2. **Create visualizations:**
   - Histograms: Show feature distributions.
   - Scatter plots: Explore relationships between key variables.
   - (Optional) PCA: Visualize high-dimensional data in 2D.

### **Example Exploration Code**
Modify this code to work with your dataset.


In [None]:
import pandas as pd
import matplotlib.pyplot as plt
import seaborn as sns

# Load dataset (modify with your own file)
df = pd.read_csv("your_dataset.csv")

# Display basic information
print("Dataset Overview:")
print(df.info())

# Show summary statistics
print("Summary Statistics:")
print(df.describe())


In [None]:
# Histogram of numerical features
df.hist(figsize=(12, 8))
plt.show()


In [None]:
# Example scatter plot of two features (modify column names as needed)
sns.scatterplot(x=df['feature1'], y=df['feature2'])
plt.title("Feature1 vs Feature2")
plt.show()


In [None]:
from sklearn.decomposition import PCA
import numpy as np

# Apply PCA for dimensionality reduction (modify as needed)
pca = PCA(n_components=2)
X_pca = pca.fit_transform(df.select_dtypes(include=[np.number]))

# Plot PCA results
plt.scatter(X_pca[:, 0], X_pca[:, 1])
plt.title("PCA Projection of Dataset")
plt.show()


For each figure that you create, add an explanation of why this is a useful figure. What does it tell about your data? Which figures do you find most interesting and why?
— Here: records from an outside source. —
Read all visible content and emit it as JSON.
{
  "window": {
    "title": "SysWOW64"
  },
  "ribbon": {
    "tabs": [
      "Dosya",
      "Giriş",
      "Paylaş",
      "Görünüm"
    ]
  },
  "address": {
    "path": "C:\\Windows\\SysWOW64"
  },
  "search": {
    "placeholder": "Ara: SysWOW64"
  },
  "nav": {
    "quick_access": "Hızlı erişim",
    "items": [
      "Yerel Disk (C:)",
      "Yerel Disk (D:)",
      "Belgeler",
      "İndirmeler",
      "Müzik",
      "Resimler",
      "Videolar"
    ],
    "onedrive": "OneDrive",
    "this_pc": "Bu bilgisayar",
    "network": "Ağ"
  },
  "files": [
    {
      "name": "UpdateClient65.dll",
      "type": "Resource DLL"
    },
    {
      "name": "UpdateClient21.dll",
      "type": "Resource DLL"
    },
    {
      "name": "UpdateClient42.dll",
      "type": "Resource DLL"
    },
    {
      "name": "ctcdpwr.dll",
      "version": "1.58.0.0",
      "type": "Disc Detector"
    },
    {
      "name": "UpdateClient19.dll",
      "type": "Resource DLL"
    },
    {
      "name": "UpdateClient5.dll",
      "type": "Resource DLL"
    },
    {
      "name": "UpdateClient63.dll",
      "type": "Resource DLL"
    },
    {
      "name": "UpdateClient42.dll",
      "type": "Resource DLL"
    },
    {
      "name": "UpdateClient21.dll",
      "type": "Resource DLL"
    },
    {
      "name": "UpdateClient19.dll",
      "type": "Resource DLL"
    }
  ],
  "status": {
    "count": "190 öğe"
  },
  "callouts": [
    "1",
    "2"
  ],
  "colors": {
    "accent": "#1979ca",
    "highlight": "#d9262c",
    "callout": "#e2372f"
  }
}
## **Step 4: Implement a PyTorch Dataset Class**
Follow [this tutorial](https://pytorch.org/tutorials/beginner/basics/data_tutorial.html) to prepare data for deep learning by creating a PyTorch Dataset class that:
- Loads data from a CSV or another source.
- Applies preprocessing (e.g., normalization, missing value handling).
- Returns samples in a PyTorch-compatible format.
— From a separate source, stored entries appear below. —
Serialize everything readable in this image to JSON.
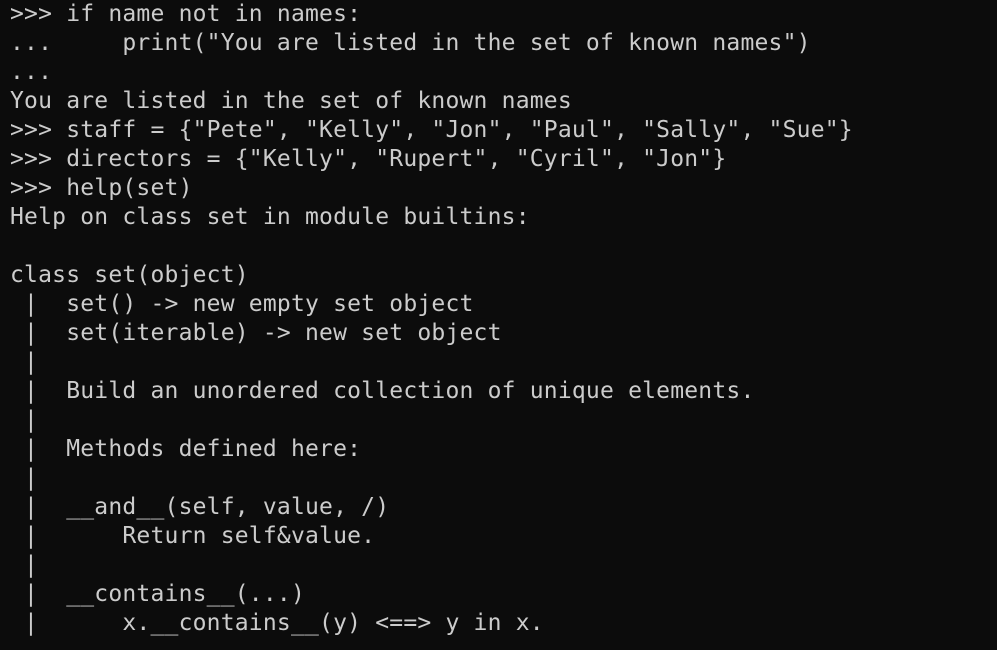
{
  "terminal": {
    "lines": [
      ">>> if name not in names:",
      "...     print(\"You are listed in the set of known names\")",
      "...",
      "You are listed in the set of known names",
      ">>> staff = {\"Pete\", \"Kelly\", \"Jon\", \"Paul\", \"Sally\", \"Sue\"}",
      ">>> directors = {\"Kelly\", \"Rupert\", \"Cyril\", \"Jon\"}",
      ">>> help(set)",
      "Help on class set in module builtins:",
      "",
      "class set(object)",
      " |  set() -> new empty set object",
      " |  set(iterable) -> new set object",
      " |",
      " |  Build an unordered collection of unique elements.",
      " |",
      " |  Methods defined here:",
      " |",
      " |  __and__(self, value, /)",
      " |      Return self&value.",
      " |",
      " |  __contains__(...)",
      " |      x.__contains__(y) <==> y in x."
    ]
  },
  "colors": {
    "background": "#0c0c0c",
    "foreground": "#cccccc"
  }
}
### **Example PyTorch Dataset Implementation**
Modify this template for your dataset.


In [None]:
import torch
from torch.utils.data import Dataset

class CustomDataset(Dataset):
    def __init__(self, csv_file):
        self.data = pd.read_csv(csv_file)
        self.features = self.data[['feature1', 'feature2']].values  # Modify features
        self.labels = self.data['target'].values  # Modify target

    def __len__(self):
        return len(self.data)

    def __getitem__(self, idx):
        x = torch.tensor(self.features[idx], dtype=torch.float32)
        y = torch.tensor(self.labels[idx], dtype=torch.float32)
        return x, y

# Example usage
dataset = CustomDataset('your_dataset.csv')
print(len(dataset))


## **Final Submission**
Upload your submission for Milestone 1 to Canvas. 
Submit this notebook with:

✅ A **clear problem statement**.  
✅ Three **documented datasets** with justification.  
✅ **Exploratory analysis** with summary statistics & visualizations.  
✅ A **PyTorch Dataset class** for preparing data.  

📌 Use the provided example to guide your work. Happy Deep Learning! 🚀